Methods The Somerset Upper GI cancer database was used to identify patients between March 2014 and February 2015. Endoscopy report obtained from Endobase, radiological imaging report from PACS and local cancer multi-disciplinary team (MDT) index outcomes were then used to assess reporting quality and draw comparison. Reports were assessed against an expected ideal reporting criteria (anatomic extent of examination and its limitations, tissue samples obtained, description of findings, diagnostic impression and photodocumentation), against which the crucial computed tomography (CT) findings and subsequent MDT decisions could be made.

Results A 12 month sample size of 84 confirmed upper GI cancer patients were identified (68% males; median age 70 years). Median time difference between endoscopy and staging CT scan was 7 days (range 0–46 days).

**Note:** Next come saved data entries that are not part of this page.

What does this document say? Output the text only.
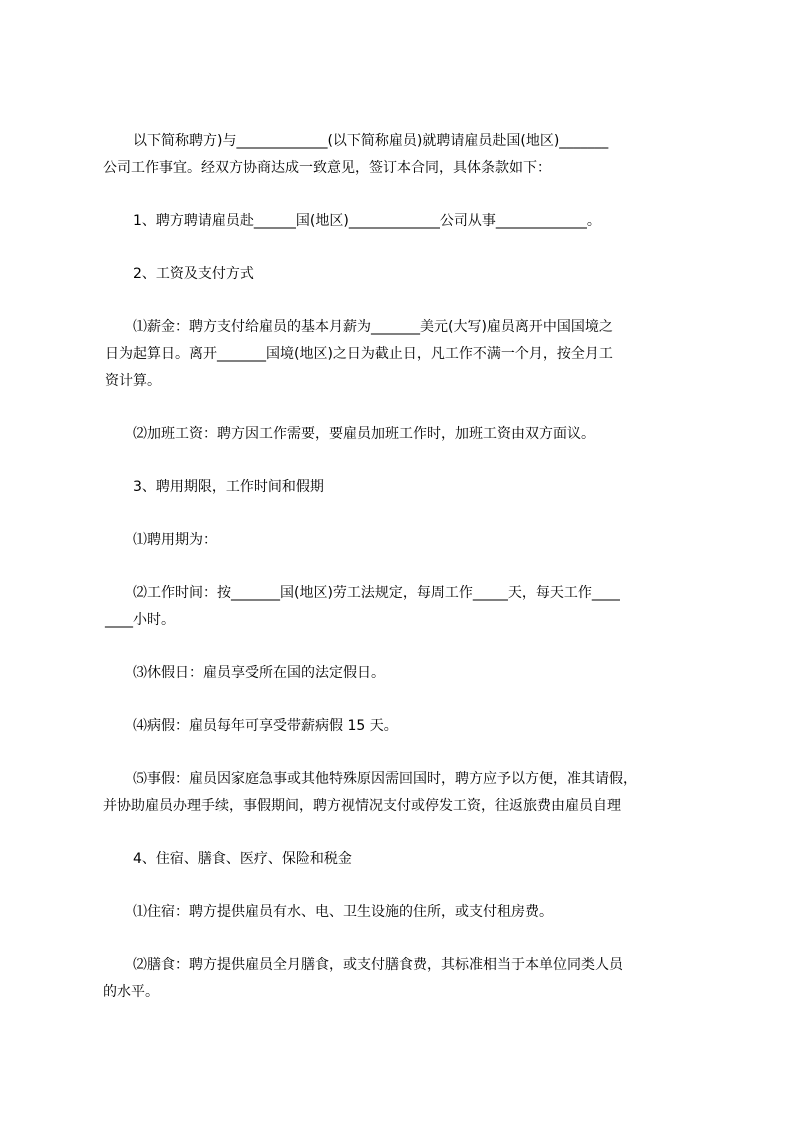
以下简称聘方)与_____________(以下简称雇员)就聘请雇员赴国(地区)_______
公司工作事宜。经双方协商达成一致意见，签订本合同，具体条款如下：
1、聘方聘请雇员赴______国(地区)_____________公司从事_____________。
2、工资及支付方式
⑴薪金：聘方支付给雇员的基本月薪为_______美元(大写)雇员离开中国国境之
日为起算日。离开_______国境(地区)之日为截止日，凡工作不满一个月，按全月工
资计算。
⑵加班工资：聘方因工作需要，要雇员加班工作时，加班工资由双方面议。
3、聘用期限，工作时间和假期
⑴聘用期为：
⑵工作时间：按_______国(地区)劳工法规定，每周工作_____天，每天工作____
____小时。
⑶休假日：雇员享受所在国的法定假日。
⑷病假：雇员每年可享受带薪病假 15 天。
⑸事假：雇员因家庭急事或其他特殊原因需回国时，聘方应予以方便，准其请假，
并协助雇员办理手续，事假期间，聘方视情况支付或停发工资，往返旅费由雇员自理
4、住宿、膳食、医疗、保险和税金
⑴住宿：聘方提供雇员有水、电、卫生设施的住所，或支付租房费。
⑵膳食：聘方提供雇员全月膳食，或支付膳食费，其标准相当于本单位同类人员
的水平。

In 86% (n = 72) the endoscopist reported the exact tumour location when correlated to CT findings. Only 56% (n = 47) mentioned that biopsies had been taken but of these only 51% (n = 24) mentioned the number of biopsies taken. All the visualised lesions had a reported description of how the lesion appeared i.e. malignant features.

In total, 19 (23%) patients were identified having repeat gastroscopies and of these 6 (7%) were felt to be avoidable repeats. Of these, 2 were repeated for clarification of previous endoscopy reports while 4 were required due to insufficient biopsies for adequate histological confirmation of cancer.

Overall the delay in organising these avoidable repeat gastroscopies ranged from 14–69 days (median 16.5).

Of the 6 index gastroscopies that required repeating, 3 were undertaken by GI consultants (two surgeons, one physician), 1 trainee endoscopist, 1 nurse endoscopist, 1 acute physician consultant endoscopist.

Conclusion Poor endoscopy reporting practice can cause significant delays in cancer diagnosis and management. Some technical difficulties are inevitable in clinical practice however attention to details in report is important. We recommend that every endoscopy unit must ensure that regular internal audits on endoscopy reporting are undertaken for quality assurance.